Paulina Marcelẽno
DIOS ME AMA (GOD LOVES ME) is an installation that explores the intersection of Mexican identity and Catholicism, and how faith becomes inseparable from culture. Through canvas and film, I return to my upbringing in Texas, within a predominantly Hispanic community where religion existed not only in churches, but in kitchens, living rooms, and in the quiet ways we survived.
Oranges appear throughout the space as symbols of both nourishment and weight. They speak to the duality of growing up within Catholicism, where faith can feel both sustaining and unforgiving. In many Mexican households, religion is not chosen but inherited, passed down like language and ritual. Growing up, my mom would always tell me that God loved me. In our home, those words felt less like religion and more like something we lived by.

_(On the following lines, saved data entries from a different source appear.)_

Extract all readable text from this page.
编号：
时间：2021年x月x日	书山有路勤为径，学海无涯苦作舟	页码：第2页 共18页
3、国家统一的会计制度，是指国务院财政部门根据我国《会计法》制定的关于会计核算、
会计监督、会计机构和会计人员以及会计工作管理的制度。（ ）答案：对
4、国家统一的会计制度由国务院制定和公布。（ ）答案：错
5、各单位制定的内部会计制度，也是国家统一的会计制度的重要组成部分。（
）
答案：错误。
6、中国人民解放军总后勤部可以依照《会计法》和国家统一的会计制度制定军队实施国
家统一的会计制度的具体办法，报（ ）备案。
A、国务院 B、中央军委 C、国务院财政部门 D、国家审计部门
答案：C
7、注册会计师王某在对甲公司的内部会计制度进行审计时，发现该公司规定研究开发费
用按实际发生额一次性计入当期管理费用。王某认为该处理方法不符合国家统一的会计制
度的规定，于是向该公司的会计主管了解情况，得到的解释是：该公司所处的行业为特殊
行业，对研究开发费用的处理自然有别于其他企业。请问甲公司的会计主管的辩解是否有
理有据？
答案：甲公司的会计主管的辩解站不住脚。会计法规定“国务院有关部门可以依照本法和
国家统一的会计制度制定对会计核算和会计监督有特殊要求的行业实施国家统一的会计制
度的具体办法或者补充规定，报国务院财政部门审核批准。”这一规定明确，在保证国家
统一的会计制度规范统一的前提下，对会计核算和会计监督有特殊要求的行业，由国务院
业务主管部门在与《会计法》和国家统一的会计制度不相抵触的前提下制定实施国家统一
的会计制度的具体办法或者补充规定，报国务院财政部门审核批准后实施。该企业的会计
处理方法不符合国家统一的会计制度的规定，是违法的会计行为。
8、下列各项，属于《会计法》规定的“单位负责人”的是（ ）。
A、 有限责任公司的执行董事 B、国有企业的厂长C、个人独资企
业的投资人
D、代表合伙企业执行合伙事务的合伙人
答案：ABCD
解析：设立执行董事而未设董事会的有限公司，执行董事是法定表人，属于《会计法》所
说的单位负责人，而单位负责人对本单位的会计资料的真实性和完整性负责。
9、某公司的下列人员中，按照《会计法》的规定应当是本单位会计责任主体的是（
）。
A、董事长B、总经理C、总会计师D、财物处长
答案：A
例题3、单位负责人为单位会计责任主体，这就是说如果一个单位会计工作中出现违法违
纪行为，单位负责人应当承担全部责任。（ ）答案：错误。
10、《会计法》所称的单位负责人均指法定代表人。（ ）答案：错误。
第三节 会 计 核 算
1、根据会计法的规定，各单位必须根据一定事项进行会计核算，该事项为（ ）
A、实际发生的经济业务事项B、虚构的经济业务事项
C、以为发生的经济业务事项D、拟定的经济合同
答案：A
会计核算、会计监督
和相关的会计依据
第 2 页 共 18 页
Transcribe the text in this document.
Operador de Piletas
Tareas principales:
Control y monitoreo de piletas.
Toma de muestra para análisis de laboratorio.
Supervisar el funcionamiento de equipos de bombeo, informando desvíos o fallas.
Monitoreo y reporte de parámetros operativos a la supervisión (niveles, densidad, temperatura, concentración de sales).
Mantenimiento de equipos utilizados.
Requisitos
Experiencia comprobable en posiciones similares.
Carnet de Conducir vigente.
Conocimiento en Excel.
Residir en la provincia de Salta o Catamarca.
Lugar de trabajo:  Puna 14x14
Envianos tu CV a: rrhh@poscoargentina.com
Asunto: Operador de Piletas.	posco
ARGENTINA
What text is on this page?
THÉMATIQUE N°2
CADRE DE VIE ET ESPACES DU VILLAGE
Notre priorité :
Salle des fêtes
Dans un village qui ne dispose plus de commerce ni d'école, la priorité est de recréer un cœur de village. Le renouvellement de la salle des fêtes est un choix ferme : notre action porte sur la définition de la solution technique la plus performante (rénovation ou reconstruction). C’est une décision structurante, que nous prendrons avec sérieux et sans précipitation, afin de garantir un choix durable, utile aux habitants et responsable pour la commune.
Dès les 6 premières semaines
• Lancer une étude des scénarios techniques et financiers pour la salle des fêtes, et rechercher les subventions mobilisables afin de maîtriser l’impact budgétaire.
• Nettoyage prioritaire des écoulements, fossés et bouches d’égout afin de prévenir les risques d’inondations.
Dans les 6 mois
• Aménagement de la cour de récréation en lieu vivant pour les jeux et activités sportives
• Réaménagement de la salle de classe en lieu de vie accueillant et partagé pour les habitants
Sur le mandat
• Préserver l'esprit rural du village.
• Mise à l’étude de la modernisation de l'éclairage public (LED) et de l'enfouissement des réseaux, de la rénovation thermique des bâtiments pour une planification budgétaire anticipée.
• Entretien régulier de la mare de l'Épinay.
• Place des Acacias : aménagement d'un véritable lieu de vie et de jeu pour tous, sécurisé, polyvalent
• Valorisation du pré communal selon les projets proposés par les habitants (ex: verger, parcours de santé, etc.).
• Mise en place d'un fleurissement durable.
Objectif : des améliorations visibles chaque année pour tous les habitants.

At a time when Mexican identity and immigrant communities often feel pressured to assimilate or become invisible, this installation insists on presence. Faith, for many families like mine, was a source of strength that made migration, sacrifice, and endurance possible.
DIOS ME AMA becomes both a personal reflection and a cultural statement about how belief, migration, and identity are intertwined. Despite the pressures to assimilate or forget, we remain. We remember. We belong. I am a Chicana artist born and raised in Texas as a daughter to Mexican immigrants.